I admit it. I use to be a Soap fan when I was a teenager. Lured by the romance and drama, I assumed real life as an adult would play out in the same fashion. Boy was I wrong!
Real life isn’t like what we see on TV or read about in romance novels. In fact, these things can be dangerous to both single and married people alike. When our idea’s about life leave us dissatisfied, we can easily be temped to look at other options. Soap Operas, pornography and romances novels encouraged this kind of risky behavior that can lead to sin.
Often we convince ourselves that just looking or dreaming about being with someone other than our spouse is okay as long as we don’t actually do anything about it. Likewise, some single people feel that they can lust after another too as long as they remain physically pure. The truth of the matter is neither has remained pure. Jesus said, “But I tell you that anyone who looks at a woman lustfully has already committed adultery with her in his heart.” (NIV) That goes for us gals, too.
I imagine that Potiphar’s wife could be described as the “first” desperate housewife. She didn’t have TV or a romance novel to read. She had something better. Joseph. He was the head workman in charge who conveniently lived in her home and was pleasing to her sight. Unknown to Joseph, he was about to become the prey of a desperate housewife.
This Egyptian woman didn’t happen to notice Joseph one day and then, on the spur of the moment, ask Joseph to lie with her. No. Our key verse tells us she “cast her eyes upon Joseph” and spoke with him day after day. In other words, she watched him, she flirted with him, and she dreamed about him until her sinful thoughts led to action. Her husband ought to have been to her a “covering of the eyes” from all others. Instead, with the lust in her heart, she was daring and shameless in her sin.
How do we keep from falling into such sin? We should follow Job’s example. “I made a covenant with my eyes not to look lustfully at a girl [or boy].” (Job 31:1) We each have a great need and responsibility to make a covenant with our eyes. Remember that children’s song you sung in Sunday school?
“Be careful little eyes what you see? Oh, be careful little eyes what you see. For the Father up above is looking down in love. Oh, be careful little eyes what you see.”
We can protect our eyes is by choosing not to watch movies, pornography or TV shows that glamorize sexuality and can lead us into temptation. Our own husbands should be the covering of our eyes that protect us from looking at others. Besides, the grass is not always greener on the other side. I guarantee that guy doesn’t clip his toe nails either.

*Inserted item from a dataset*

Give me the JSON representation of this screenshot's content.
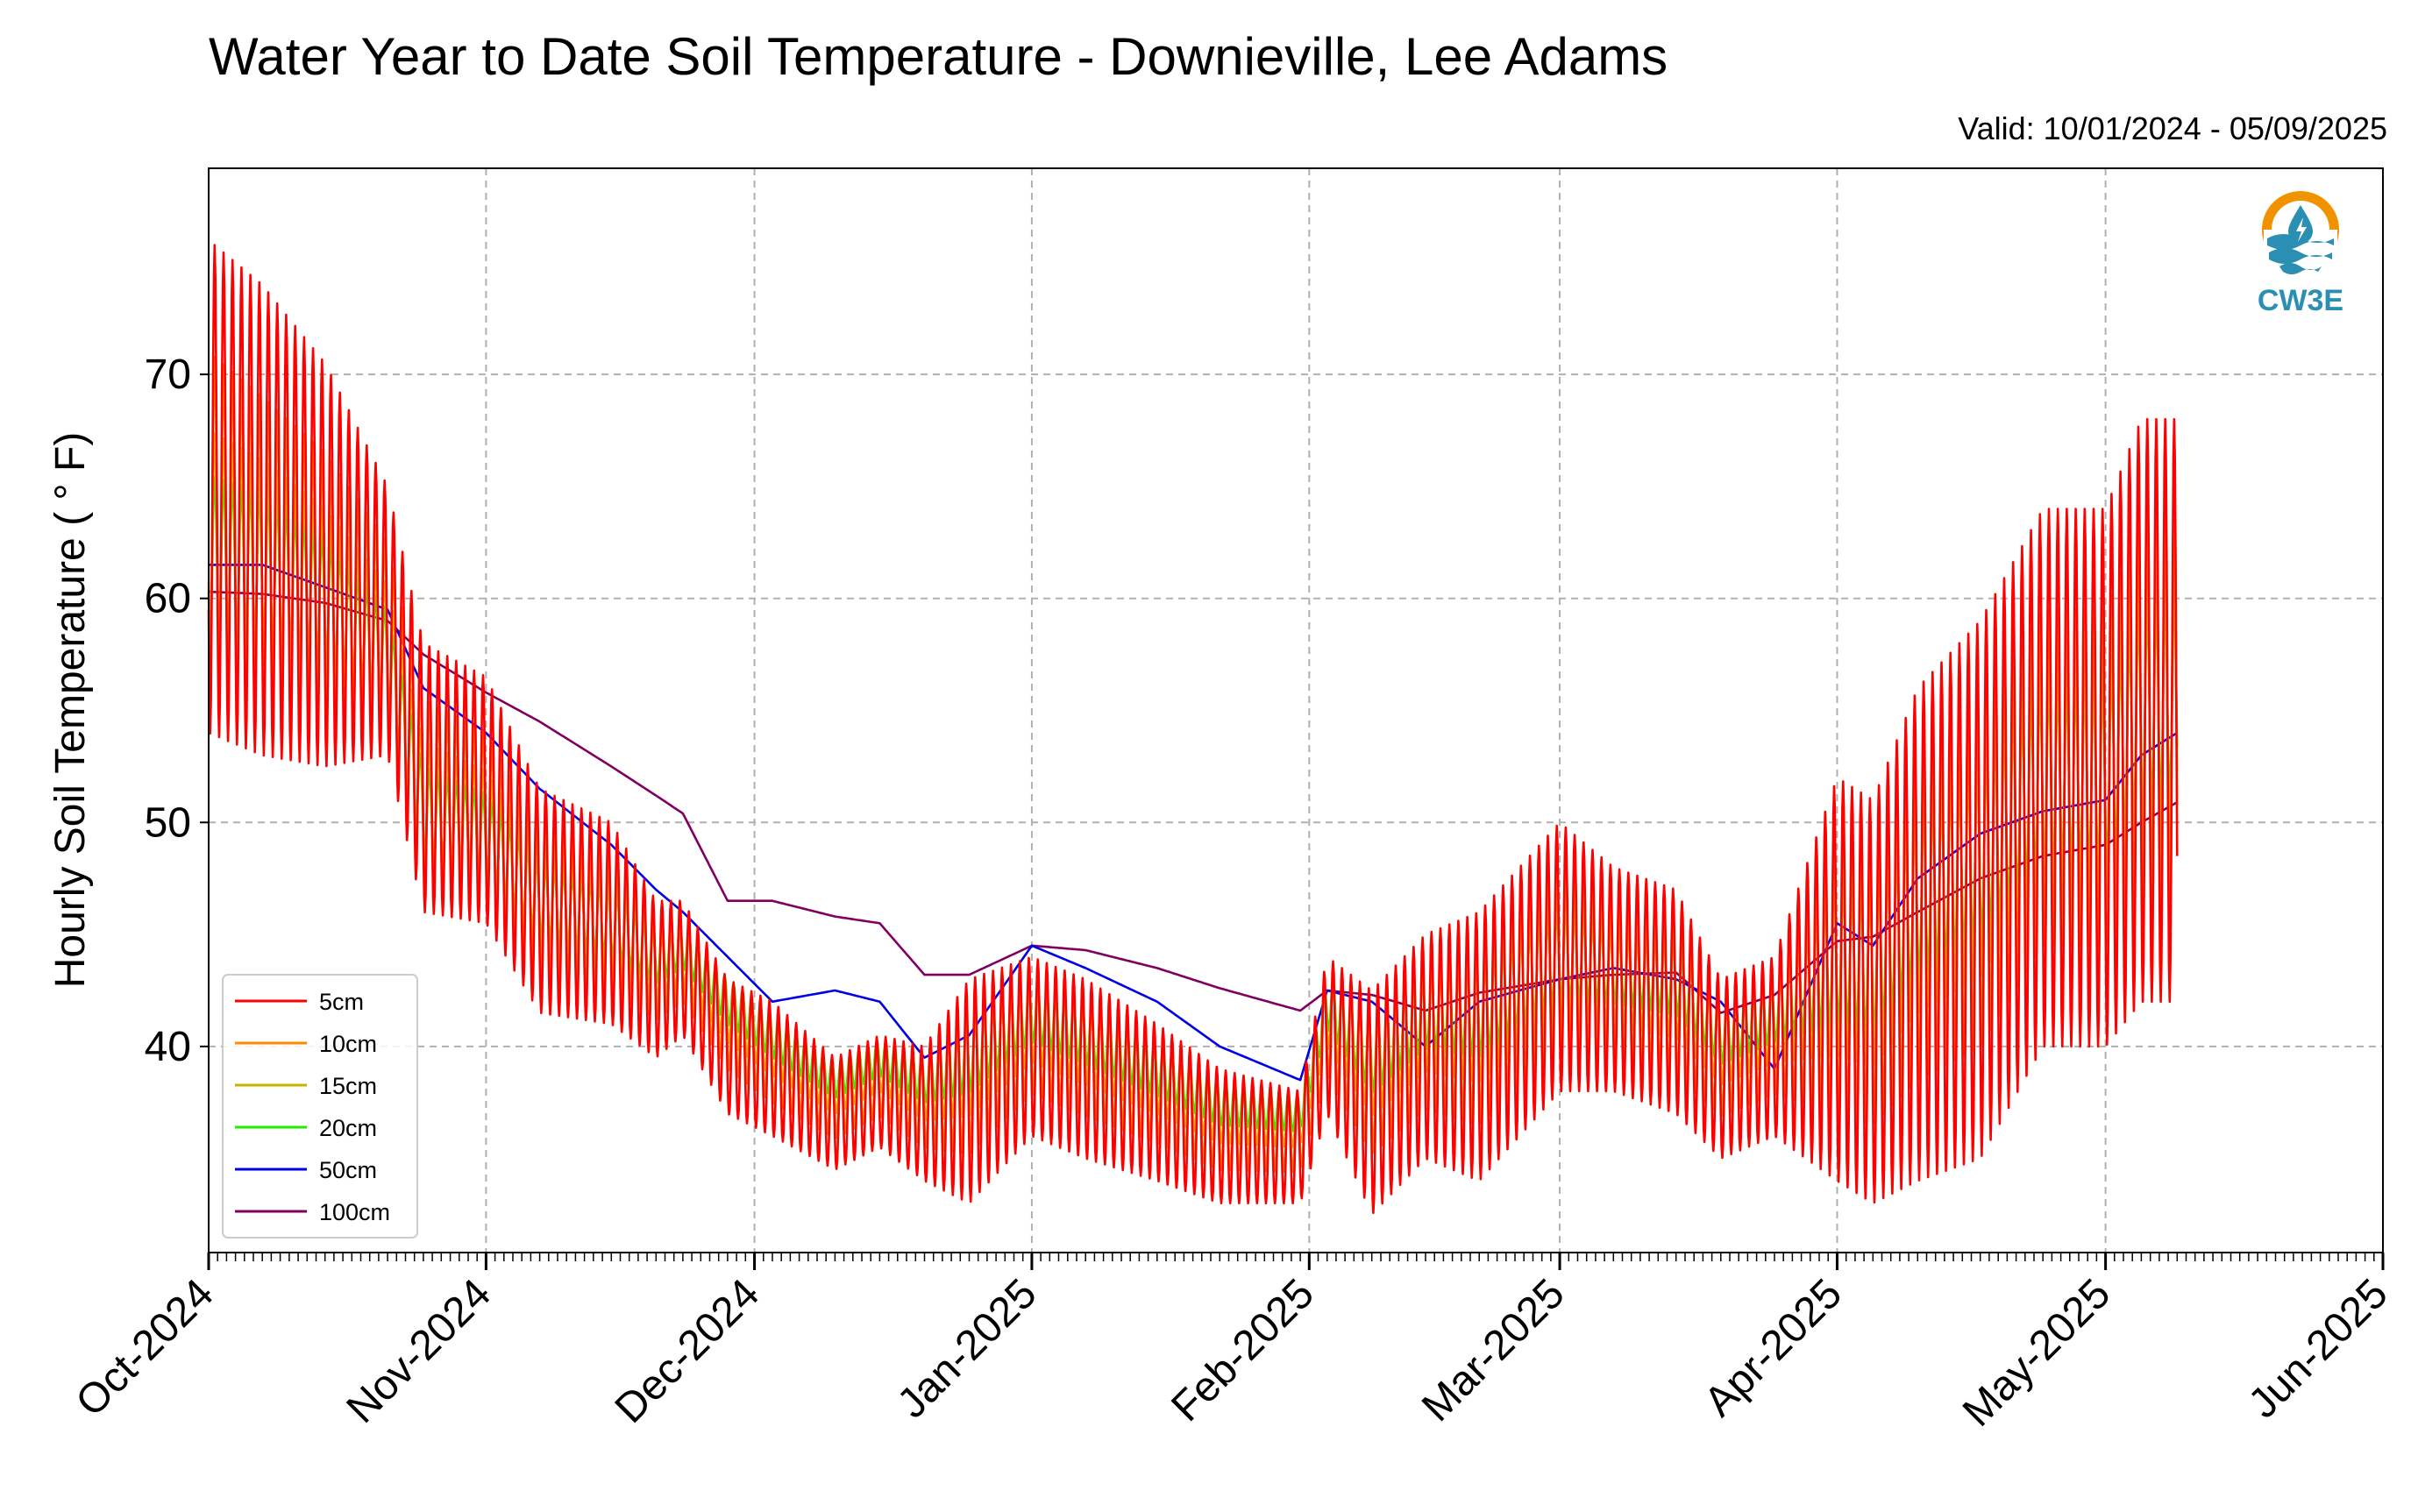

I also realize that we are human and we make mistakes. No one is perfect this side of heaven. That’s why it’s so important to be on guard. Another way to safe guard ourselves is to commit to taking hold of any lustful thoughts and quickly put them out of our minds. Temptation is not a sin. It’s when we dwell on the temptation that leads us to sinful actions. Don’t be like Potiphar’s wife. Ask God to give you “eyes” for the man or woman you already have.
Kimberly says
This is such a good word today! I have noticed lately all the fall TV commercials for new shows …. GAAH!!!! The entertainment world has gone ‘nasty’ crazy, even with supposedly ‘family fun’ sitcoms….it’s just awful what is considered ‘family friendly’ today….lust, sex, language, etc. Kids, and adults too, are bombarded with total junk! Always making things seem ‘greener’ in someone else’s yard. We decided to stream old movies and old TV shows on computer just to be able to watch REAL family friendly TV. So much out there trying to make everyo,e think life is so much MORE exciting if you just play alone and go with the flow. ….I must admit,…your comment, “I guarantee you that guy doesn’t clip his toenails either’ just made me laugh out loud!! That was GREAT!! ….Things are not always what they seem!! Guard your hearts and your eyes….

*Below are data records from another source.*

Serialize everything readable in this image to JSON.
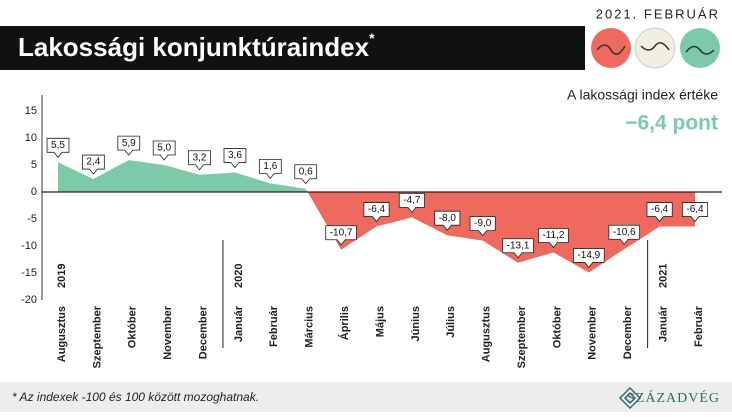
{
  "header": {
    "date": "2021. FEBRUÁR",
    "title": "Lakossági konjunktúraindex",
    "title_mark": "*"
  },
  "chart_data": {
    "type": "area",
    "subtitle": "A lakossági index értéke",
    "headline_value": "−6,4 pont",
    "categories": [
      "Augusztus",
      "Szeptember",
      "Október",
      "November",
      "December",
      "Január",
      "Február",
      "Március",
      "Április",
      "Május",
      "Június",
      "Július",
      "Augusztus",
      "Szeptember",
      "Október",
      "November",
      "December",
      "Január",
      "Február"
    ],
    "years": [
      {
        "label": "2019",
        "category": "Augusztus"
      },
      {
        "label": "2020",
        "category": "Január"
      },
      {
        "label": "2021",
        "category": "Január"
      }
    ],
    "values": [
      5.5,
      2.4,
      5.9,
      5.0,
      3.2,
      3.6,
      1.6,
      0.6,
      -10.7,
      -6.4,
      -4.7,
      -8.0,
      -9.0,
      -13.1,
      -11.2,
      -14.9,
      -10.6,
      -6.4,
      -6.4
    ],
    "value_labels": [
      "5,5",
      "2,4",
      "5,9",
      "5,0",
      "3,2",
      "3,6",
      "1,6",
      "0,6",
      "-10,7",
      "-6,4",
      "-4,7",
      "-8,0",
      "-9,0",
      "-13,1",
      "-11,2",
      "-14,9",
      "-10,6",
      "-6,4",
      "-6,4"
    ],
    "positive_color": "#7ccaa8",
    "negative_color": "#ef6a5e",
    "ylim": [
      -20,
      15
    ],
    "yticks": [
      15,
      10,
      5,
      0,
      -5,
      -10,
      -15,
      -20
    ]
  },
  "footer": {
    "note": "* Az indexek -100 és 100 között mozoghatnak.",
    "logo": "SZÁZADVÉG"
  }
}
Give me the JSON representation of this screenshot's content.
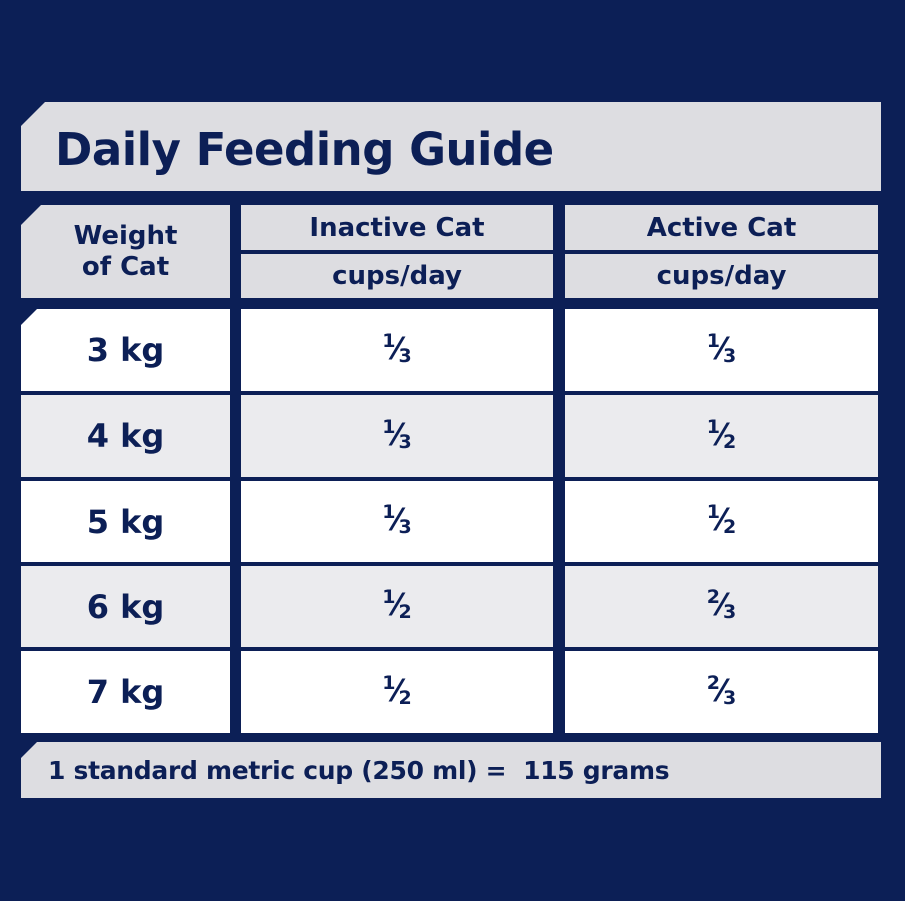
{
  "title": "Daily Feeding Guide",
  "header": {
    "weight_line1": "Weight",
    "weight_line2": "of Cat",
    "inactive": "Inactive Cat",
    "active": "Active Cat",
    "unit_inactive": "cups/day",
    "unit_active": "cups/day"
  },
  "rows": [
    {
      "weight": "3 kg",
      "inactive": {
        "n": "1",
        "d": "3"
      },
      "active": {
        "n": "1",
        "d": "3"
      }
    },
    {
      "weight": "4 kg",
      "inactive": {
        "n": "1",
        "d": "3"
      },
      "active": {
        "n": "1",
        "d": "2"
      }
    },
    {
      "weight": "5 kg",
      "inactive": {
        "n": "1",
        "d": "3"
      },
      "active": {
        "n": "1",
        "d": "2"
      }
    },
    {
      "weight": "6 kg",
      "inactive": {
        "n": "1",
        "d": "2"
      },
      "active": {
        "n": "2",
        "d": "3"
      }
    },
    {
      "weight": "7 kg",
      "inactive": {
        "n": "1",
        "d": "2"
      },
      "active": {
        "n": "2",
        "d": "3"
      }
    }
  ],
  "footer": "1 standard metric cup (250 ml) =  115 grams",
  "colors": {
    "background": "#0c1f56",
    "header_grey": "#dddde1",
    "row_grey": "#ebebee",
    "row_white": "#ffffff",
    "text": "#0c1f56"
  }
}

Thank you for sharing this today !! 😃
Linda says
Thank you Micca for encouraging me that I am not alone. I have fallen into the trap, of the world, of comparing real life to the warped portrayals that the world presents everywhere. It has really hurt me and more importantly my husband and family. I thank God that He is helping me to see that those false (unrealistic) expectations are behind my lack of peace and discontent. I look forward to reading your book as I struggle daily with a troubled heart. Blessings and peace to you and yours.